Capítulo 58 Ecos de ambición y confianza
El sol se despedía en el horizonte mientras Enzo acariciaba el rostro de Amatista, su expresión más suave de lo que había sido en todo el día. Su tacto transmitía una mezcla de calma y devoción, como si con solo tenerla cerca pudiera disipar cualquier tormenta.
—Gatita, no sé cómo lo haces, pero siempre consigues que todo lo demás deje de importar —murmuró, inclinándose para dejar un beso en su frente, un gesto íntimo que parecía apartar todo rastro de tensión de su semblante.
Amatista, jugueteando con los botones de su camisa, le sonrió con esa calidez que lograba penetrar incluso las barreras de acero que Enzo levantaba frente al mundo.

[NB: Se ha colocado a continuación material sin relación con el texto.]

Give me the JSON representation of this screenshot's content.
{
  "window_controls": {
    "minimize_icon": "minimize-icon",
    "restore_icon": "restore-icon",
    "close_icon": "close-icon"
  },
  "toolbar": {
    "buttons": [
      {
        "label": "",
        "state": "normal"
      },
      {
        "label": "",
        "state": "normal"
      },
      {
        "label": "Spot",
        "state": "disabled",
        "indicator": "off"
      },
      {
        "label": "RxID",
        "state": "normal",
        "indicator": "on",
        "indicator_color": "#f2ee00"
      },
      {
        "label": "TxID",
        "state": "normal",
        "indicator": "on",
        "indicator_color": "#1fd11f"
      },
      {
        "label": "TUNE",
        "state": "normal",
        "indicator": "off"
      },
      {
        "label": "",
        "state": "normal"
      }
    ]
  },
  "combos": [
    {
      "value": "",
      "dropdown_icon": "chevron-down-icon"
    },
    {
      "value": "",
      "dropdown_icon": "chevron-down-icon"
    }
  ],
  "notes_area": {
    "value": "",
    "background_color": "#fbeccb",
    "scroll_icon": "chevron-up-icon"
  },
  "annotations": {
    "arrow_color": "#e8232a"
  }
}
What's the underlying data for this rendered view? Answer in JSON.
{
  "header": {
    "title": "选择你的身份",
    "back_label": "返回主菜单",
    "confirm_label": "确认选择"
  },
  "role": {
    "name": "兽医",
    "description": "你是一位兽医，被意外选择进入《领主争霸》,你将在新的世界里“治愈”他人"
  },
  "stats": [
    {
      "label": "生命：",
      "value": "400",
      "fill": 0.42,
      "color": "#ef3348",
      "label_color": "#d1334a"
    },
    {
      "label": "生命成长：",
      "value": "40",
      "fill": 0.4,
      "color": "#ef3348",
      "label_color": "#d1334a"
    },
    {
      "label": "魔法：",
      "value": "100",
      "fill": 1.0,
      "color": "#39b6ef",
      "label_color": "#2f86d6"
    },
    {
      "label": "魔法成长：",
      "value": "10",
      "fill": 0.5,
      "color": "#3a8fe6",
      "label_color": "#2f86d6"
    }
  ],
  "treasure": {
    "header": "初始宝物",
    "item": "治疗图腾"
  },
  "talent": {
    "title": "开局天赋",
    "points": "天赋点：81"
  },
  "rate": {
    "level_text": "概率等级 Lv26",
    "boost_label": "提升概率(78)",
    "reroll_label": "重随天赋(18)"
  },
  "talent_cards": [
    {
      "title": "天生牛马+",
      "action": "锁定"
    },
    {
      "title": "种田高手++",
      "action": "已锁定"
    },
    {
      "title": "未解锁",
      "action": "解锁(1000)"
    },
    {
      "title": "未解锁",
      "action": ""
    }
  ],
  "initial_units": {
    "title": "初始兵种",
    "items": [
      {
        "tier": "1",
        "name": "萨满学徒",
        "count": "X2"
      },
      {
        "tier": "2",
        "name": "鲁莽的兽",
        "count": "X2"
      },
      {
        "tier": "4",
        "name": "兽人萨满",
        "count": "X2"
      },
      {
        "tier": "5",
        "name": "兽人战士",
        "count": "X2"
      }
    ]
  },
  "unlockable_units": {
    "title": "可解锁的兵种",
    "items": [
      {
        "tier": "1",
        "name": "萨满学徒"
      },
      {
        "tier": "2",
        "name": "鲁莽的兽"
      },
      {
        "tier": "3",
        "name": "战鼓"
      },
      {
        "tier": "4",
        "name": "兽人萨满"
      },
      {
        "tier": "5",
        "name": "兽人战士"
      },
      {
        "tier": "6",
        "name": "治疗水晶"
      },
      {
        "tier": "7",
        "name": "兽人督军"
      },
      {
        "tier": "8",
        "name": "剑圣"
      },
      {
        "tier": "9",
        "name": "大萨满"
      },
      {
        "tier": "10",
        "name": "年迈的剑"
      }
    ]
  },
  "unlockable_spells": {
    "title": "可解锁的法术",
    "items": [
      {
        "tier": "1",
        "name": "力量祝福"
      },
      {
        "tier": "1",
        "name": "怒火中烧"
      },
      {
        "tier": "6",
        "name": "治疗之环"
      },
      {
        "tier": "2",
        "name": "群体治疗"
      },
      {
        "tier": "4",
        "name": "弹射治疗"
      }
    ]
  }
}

—Tal vez porque lo único que quiero es que estés bien, amor. Si eso significa ser la loca de las galletas, entonces lo seré con gusto.
Enzo soltó una carcajada breve, dejando escapar un suspiro que aligeró el aire entre ellos.
—Y lo haces muy bien, gatita.
Ella deslizó suavemente sus dedos por su cuello antes de bajar de su regazo con un estiramiento ligero, sus movimientos llenos de naturalidad.
—Creo que es hora de que regresemos a la casa. Necesitas un poco de calma antes de que la paciencia se te acabe del todo.
Enzo se levantó con ella, observándola con una mezcla de orgullo y algo que solo podía describirse como admiración.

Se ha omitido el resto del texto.